Michaël: So you just come and say, “Oh yeah, I’ve been here before. I know this sounds weird”. And you show your higher status as a student from one of the most prestigious university in France and you’re like, “I’m the same as you guys, but here’s a cool argument”.

Siméon: Let’s be more concrete because here it’s a bit too abstract. For instance, there was a person who was really strongly reasoning from first principles and she was very skeptical about inner alignment and the default behavior of some other teachers of the bootcamp was to be very dismissive. ‘No, you don’t understand because you haven’t learned enough.’ Actually what I emphasized is my uncertainties about innner alignment and why it was very fuzzy. And then I still said I still think that this asymptotic trend of planning on the long term is optimal for a maximizer, led me to believe that at some point we would reach that point of mesa-optimization. But just first explaining why the person’s intuition is totally normal and is actually a pretty good intuition. And then saying why I’m convinced otherwise is important in building trust with smart people. Because smart people don’t want to defer. They want to have a first principle understanding and so if you just tell them, “No, you’re wrong, you’ll just learn more after”. They can’t update the model based on what you say.

Michaël: But this doesn’t really scale because you’re able to talk to people in France and you spend a few years learning about alignment. If those people learn about it for a few months, would they be able to just teach it to other people? How long would the training take for them to be able to teach other people?

Siméon: I think motivated and smart people learn in a few months at least all the theoretical-

Michaël: Is there any other Siméon that was able to learn it in a few months?

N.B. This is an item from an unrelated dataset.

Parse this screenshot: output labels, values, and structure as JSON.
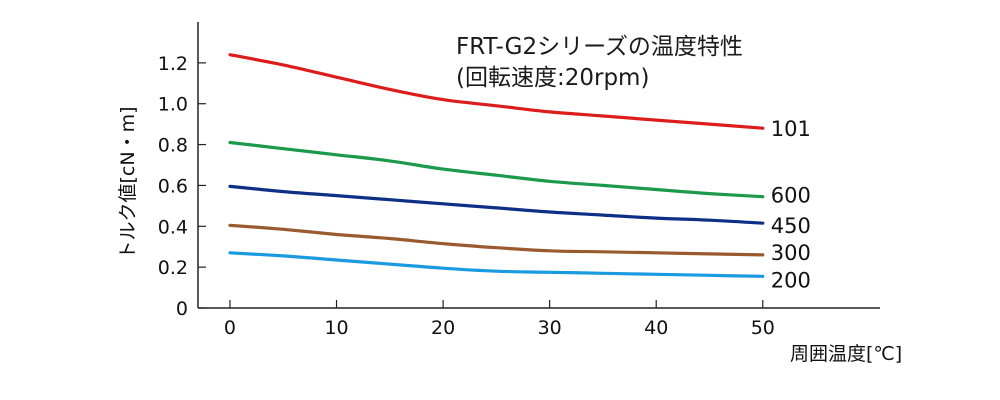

Siméon: I didn’t learn it in a few months, but I know some very motivated people from the bootcamp actually who are very rapidly upskilling on everything.

Concluding Thoughts

Michaël: Do you have any other last thought to share to people about what you’re doing or why they should care about short timelines? Like a final word for YouTube, Twitter, the outside world, internet?

Siméon: What you should really strongly consider is that alignment is very general problem where you both need to solve the technical and the governance problem. And basically whatever your discipline or subject is, you’re quite likely to be able to contribute if you’re good in your subject. So for instance, operations people are scarce, they’re important for most organizations, so they matter a lot. Communication currently, everyone is bad at communication alignment. Most, posts are not really shareable, not very knowledgeable. So these are important skills. Even biology might matter. So for instance, some people are such as like Buck Shlegeris are interested in evolution as a case study for optimization, algorithms. If you care about alignment or governance and you want to solve it, don’t think that by default you can’t. If you are in a not very intuitive areas, I’d be happy to chat with you if you wanted to about potentially what could be a good fit for your skill set.

Michaël: And what’s the best way to reach you?

Siméon: Probably an email, campos.simeon@gmail.com

Michaël: Send a lot of love to Simeon. He’s been here for many hours and it’s probably one of the most impactful person that takes actions for short timelines. It was pleasure to have another French person on the podcast. I hope you do many good things.

Siméon: Thank you Michael for having me.